Professor Greaves and his colleagues observed Venus at the time using both the James Clerk Maxwell Telescope at the Mauna Kea Observatory in Hawaii and the Atacama Large Millimeter/submillimeter Array in Chile.
They discovered a so-called ‘spectral signature’ unique to phosphine and estimate that the gas is present in Venus’ clouds at an abundance of about 20 parts per billion.
However, other scientists claimed they could not find the same signal, and members of Greaves’ team admitted a calibration error had been made and downgraded the strength of their claims.
Now, using the James Clerk Maxwell Telescope, Dr. Clements has again been able to find phosphine and he suspects that it is destroyed by sunlight during the day.
Photograph of the James Clerk Maxwell Telescope on Mauna Kea, Hawaii (center).

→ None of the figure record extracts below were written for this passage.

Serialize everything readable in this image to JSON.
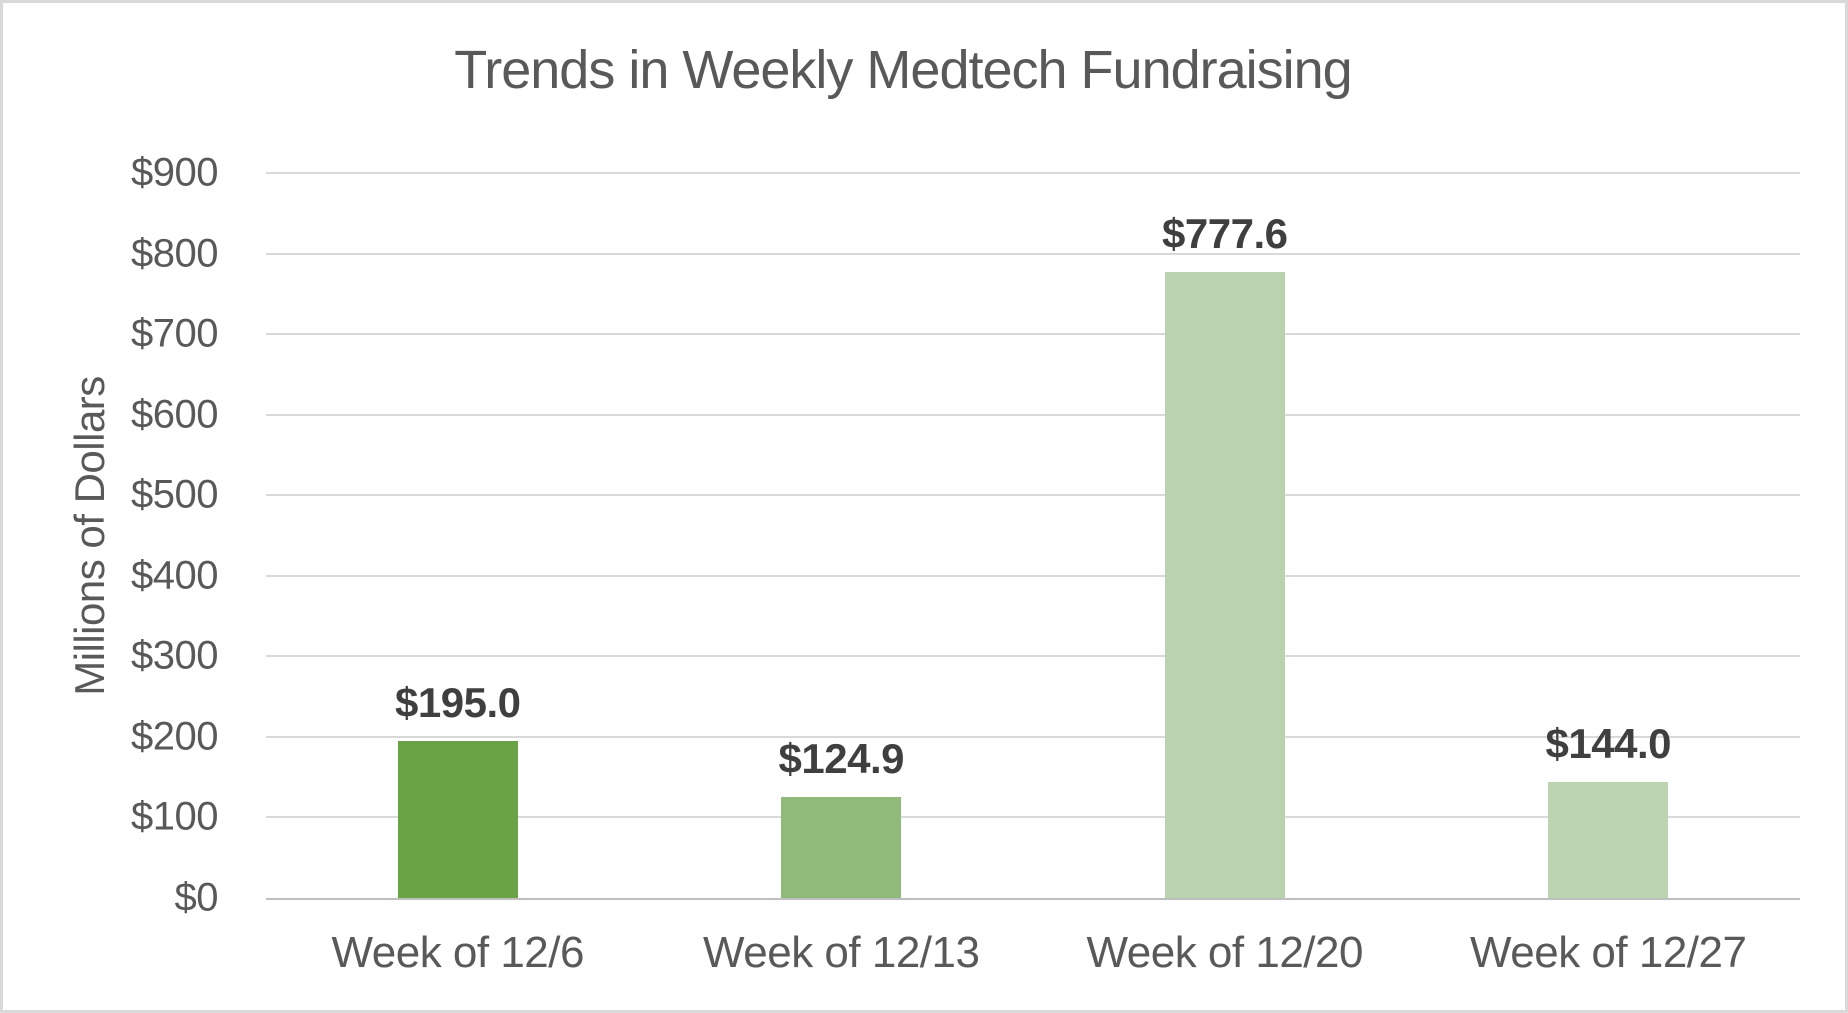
{
  "chart_data": {
    "type": "bar",
    "title": "Trends in Weekly Medtech Fundraising",
    "ylabel": "Millions of Dollars",
    "xlabel": "",
    "categories": [
      "Week of 12/6",
      "Week of 12/13",
      "Week of 12/20",
      "Week of 12/27"
    ],
    "values": [
      195.0,
      124.9,
      777.6,
      144.0
    ],
    "data_labels": [
      "$195.0",
      "$124.9",
      "$777.6",
      "$144.0"
    ],
    "bar_colors": [
      "#6AA346",
      "#90BA7A",
      "#BAD2AE",
      "#BDD4B0"
    ],
    "ylim": [
      0,
      900
    ],
    "ytick_step": 100,
    "ytick_labels": [
      "$0",
      "$100",
      "$200",
      "$300",
      "$400",
      "$500",
      "$600",
      "$700",
      "$800",
      "$900"
    ],
    "grid": true,
    "legend_position": "none",
    "colors": {
      "text": "#595959",
      "data_label": "#3F3F3F",
      "gridline": "#D9D9D9",
      "axis_line": "#BFBFBF",
      "background": "#FFFFFF",
      "border": "#D9D9D9"
    }
  }
}
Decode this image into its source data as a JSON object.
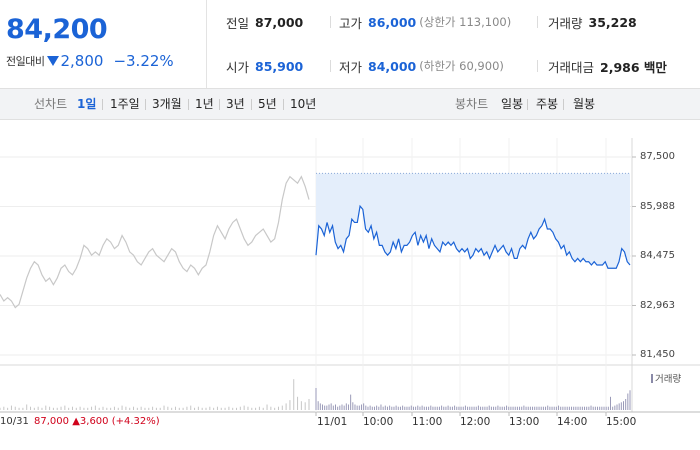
{
  "summary": {
    "price": "84,200",
    "change_label": "전일대비",
    "change_value": "2,800",
    "change_pct": "−3.22%"
  },
  "stats": {
    "prev_close": {
      "label": "전일",
      "value": "87,000"
    },
    "high": {
      "label": "고가",
      "value": "86,000",
      "extra": "(상한가 113,100)"
    },
    "volume": {
      "label": "거래량",
      "value": "35,228"
    },
    "open": {
      "label": "시가",
      "value": "85,900"
    },
    "low": {
      "label": "저가",
      "value": "84,000",
      "extra": "(하한가 60,900)"
    },
    "trade_value": {
      "label": "거래대금",
      "value": "2,986 백만"
    }
  },
  "line_tabs": {
    "label": "선차트",
    "items": [
      "1일",
      "1주일",
      "3개월",
      "1년",
      "3년",
      "5년",
      "10년"
    ],
    "active": "1일"
  },
  "candle_tabs": {
    "label": "봉차트",
    "items": [
      "일봉",
      "주봉",
      "월봉"
    ]
  },
  "chart": {
    "y_ticks": [
      "87,500",
      "85,988",
      "84,475",
      "82,963",
      "81,450"
    ],
    "volume_label": "거래량",
    "prev_day": {
      "date": "10/31",
      "close": "87,000",
      "change": "3,600",
      "pct": "(+4.32%)"
    },
    "x_ticks": [
      "11/01",
      "10:00",
      "11:00",
      "12:00",
      "13:00",
      "14:00",
      "15:00"
    ]
  },
  "colors": {
    "down": "#1b63d6",
    "up": "#d0021b",
    "fill": "#e4eefb",
    "prev_line": "#c8c8c8"
  },
  "chart_data": {
    "type": "line",
    "ylim": [
      81450,
      87500
    ],
    "y_ticks": [
      87500,
      85988,
      84475,
      82963,
      81450
    ],
    "series": [
      {
        "values": [
          83300,
          83100,
          83200,
          83100,
          82900,
          83000,
          83400,
          83800,
          84100,
          84300,
          84200,
          83900,
          83700,
          83800,
          83600,
          83800,
          84100,
          84200,
          84000,
          83900,
          84100,
          84400,
          84800,
          84700,
          84500,
          84600,
          84500,
          84800,
          85000,
          84900,
          84700,
          84800,
          85100,
          84900,
          84600,
          84500,
          84300,
          84200,
          84400,
          84600,
          84700,
          84500,
          84400,
          84300,
          84500,
          84700,
          84600,
          84300,
          84100,
          84000,
          84200,
          84100,
          83900,
          84100,
          84200,
          84600,
          85100,
          85400,
          85200,
          85000,
          85300,
          85500,
          85600,
          85300,
          85000,
          84800,
          84900,
          85100,
          85200,
          85300,
          85100,
          84900,
          85000,
          85500,
          86200,
          86700,
          86900,
          86800,
          86700,
          86900,
          86600,
          86200
        ]
      },
      {
        "values": [
          84500,
          85400,
          85300,
          85100,
          85500,
          85200,
          85400,
          84900,
          84700,
          84800,
          84600,
          85000,
          85100,
          85600,
          85500,
          85500,
          86000,
          85900,
          85300,
          85200,
          85400,
          85000,
          85200,
          84800,
          84800,
          84600,
          84500,
          84600,
          84900,
          84700,
          85000,
          84600,
          84800,
          84800,
          84900,
          85100,
          85200,
          84800,
          85100,
          84900,
          85100,
          84700,
          85000,
          84800,
          84700,
          84600,
          84900,
          84800,
          84900,
          84800,
          84900,
          84700,
          84600,
          84700,
          84600,
          84700,
          84400,
          84500,
          84700,
          84600,
          84700,
          84500,
          84600,
          84400,
          84600,
          84800,
          84600,
          84700,
          84800,
          84600,
          84500,
          84700,
          84400,
          84400,
          84700,
          84800,
          84700,
          85000,
          85200,
          85000,
          85100,
          85300,
          85400,
          85600,
          85300,
          85300,
          85200,
          85000,
          84900,
          84700,
          84800,
          84500,
          84600,
          84400,
          84300,
          84400,
          84300,
          84400,
          84300,
          84300,
          84200,
          84300,
          84200,
          84200,
          84200,
          84300,
          84100,
          84100,
          84100,
          84100,
          84300,
          84700,
          84600,
          84300,
          84200
        ]
      }
    ],
    "volume": {
      "label": "거래량",
      "prev_day": [
        2,
        3,
        2,
        4,
        3,
        2,
        2,
        5,
        3,
        2,
        3,
        2,
        4,
        3,
        2,
        2,
        3,
        4,
        2,
        3,
        2,
        3,
        2,
        2,
        3,
        4,
        2,
        3,
        2,
        2,
        3,
        2,
        4,
        3,
        2,
        3,
        2,
        3,
        2,
        2,
        3,
        2,
        2,
        4,
        3,
        2,
        3,
        2,
        2,
        3,
        4,
        2,
        3,
        2,
        2,
        3,
        2,
        3,
        2,
        2,
        3,
        2,
        2,
        3,
        4,
        3,
        2,
        2,
        3,
        2,
        5,
        3,
        2,
        3,
        4,
        6,
        9,
        28,
        12,
        8,
        7,
        10
      ],
      "today": [
        20,
        8,
        6,
        5,
        4,
        4,
        5,
        6,
        4,
        5,
        3,
        4,
        5,
        4,
        6,
        5,
        14,
        7,
        5,
        4,
        4,
        5,
        6,
        4,
        3,
        4,
        3,
        3,
        4,
        3,
        5,
        3,
        4,
        3,
        4,
        3,
        3,
        4,
        3,
        3,
        4,
        3,
        3,
        3,
        4,
        3,
        3,
        4,
        3,
        4,
        3,
        3,
        3,
        4,
        3,
        3,
        3,
        3,
        4,
        3,
        3,
        4,
        3,
        3,
        4,
        3,
        3,
        3,
        3,
        4,
        3,
        3,
        3,
        3,
        3,
        4,
        3,
        3,
        3,
        3,
        4,
        3,
        3,
        3,
        4,
        3,
        3,
        3,
        4,
        3,
        3,
        3,
        3,
        3,
        3,
        3,
        4,
        3,
        3,
        3,
        3,
        3,
        3,
        3,
        3,
        3,
        3,
        4,
        3,
        3,
        3,
        3,
        4,
        3,
        3,
        3,
        3,
        3,
        3,
        3,
        3,
        3,
        3,
        3,
        3,
        3,
        3,
        4,
        3,
        3,
        3,
        3,
        3,
        3,
        3,
        3,
        12,
        3,
        4,
        5,
        6,
        7,
        8,
        10,
        15,
        18
      ]
    }
  }
}
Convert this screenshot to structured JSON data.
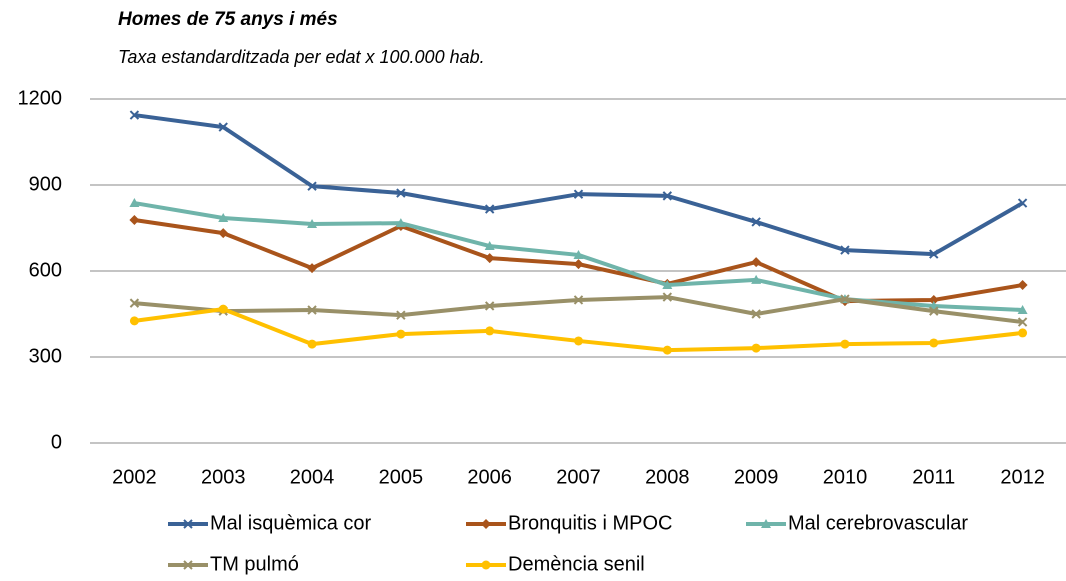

On the left is the Caltech Submillimeter Observatory, and on the right is the Smithsonian Submillimeter Array.
“The UV radiation in sunlight breaks down the molecule, which could explain why some observations have found phosphine and others have not,” Dr. Clements said.
Dr Robert Massey, deputy executive director of the Royal Astronomical Society who was not involved in the research, called the findings “very exciting”.
‘But it must be stressed that the results are only preliminary and more research is needed to learn more about the presence of these two potential biomarkers in the clouds of Venus,’ he told MailOnline.
‘Still, it’s fascinating to think that these detections could indicate possible signs of life or unknown chemical processes.
“It will be interesting to see what further research reveals in the coming months and years.”